There is just something about flowers in the spring. It is that sign of hope that many of us need after a long the winter season. Flowers can be even more striking against the blue sky as shown below.
Earlier this week, I was walking at the Toledo Botanical Garden, part of Metroparks Toledo. I was taking a path that I normally don't follow when I turned the corner and was greeted by a light buttery-yellow glow of flowers that immediately captured my attention. As I walked closer, there was a sweet, but subtle fragrance. Based on the plant's size, it has been there awhile, but it was my first interaction with it in the garden, and one that I will be sure to follow and become more familiar with this season.
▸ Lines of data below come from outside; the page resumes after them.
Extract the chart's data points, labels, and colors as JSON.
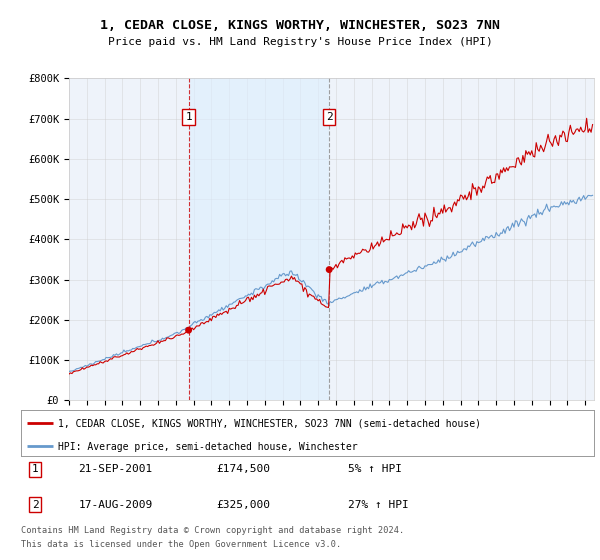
{
  "title": "1, CEDAR CLOSE, KINGS WORTHY, WINCHESTER, SO23 7NN",
  "subtitle": "Price paid vs. HM Land Registry's House Price Index (HPI)",
  "ylim": [
    0,
    800000
  ],
  "yticks": [
    0,
    100000,
    200000,
    300000,
    400000,
    500000,
    600000,
    700000,
    800000
  ],
  "ytick_labels": [
    "£0",
    "£100K",
    "£200K",
    "£300K",
    "£400K",
    "£500K",
    "£600K",
    "£700K",
    "£800K"
  ],
  "xlim_start": 1995.0,
  "xlim_end": 2024.5,
  "sale1_date": 2001.72,
  "sale1_price": 174500,
  "sale2_date": 2009.62,
  "sale2_price": 325000,
  "sale1_text": "21-SEP-2001",
  "sale1_price_text": "£174,500",
  "sale1_hpi_text": "5% ↑ HPI",
  "sale2_text": "17-AUG-2009",
  "sale2_price_text": "£325,000",
  "sale2_hpi_text": "27% ↑ HPI",
  "line_color_price": "#cc0000",
  "line_color_hpi": "#6699cc",
  "fill_color": "#ddeeff",
  "legend_label1": "1, CEDAR CLOSE, KINGS WORTHY, WINCHESTER, SO23 7NN (semi-detached house)",
  "legend_label2": "HPI: Average price, semi-detached house, Winchester",
  "footer1": "Contains HM Land Registry data © Crown copyright and database right 2024.",
  "footer2": "This data is licensed under the Open Government Licence v3.0.",
  "bg_color": "#ffffff",
  "plot_bg_color": "#eef3fa",
  "grid_color": "#cccccc"
}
Corylopsis spicata, winter hazel, is a multistemmed shrub that typically grows 4 - 8 feet tall, and 6 - 10 feet wide.
This shrub can be grown in full sun to part shade. While it can tolerate average garden soils, it does prefer a slightly acidic soil with some organic matter that is well drained. It will struggle in a heavy clay soil, especially soil with drainage issues. It also fairs better with some wind protection as you consider site selection in the landscape.
Because the flowers bloom early in the spring, they can be hit with the unwanted late frosts or freezes. Once established, if you need to prune, it does bloom on old wood and should be pruned in the spring after flowering.
Once the flowers fade, the leaves will develop. They begin with shades of bronze to purple, changing to blue-green as the season progresses. Fall color is typically shades of yellows to yellow-green. The fruit is a two-beaked capsule that contains two small seeds. This plant is related to witch hazel and is in the same family (Hamamelidaceae).
This shrub is native to Japan, and is often used as a hedge, mixed into shrub border, or a great addition to a woodland edge or woodland garden.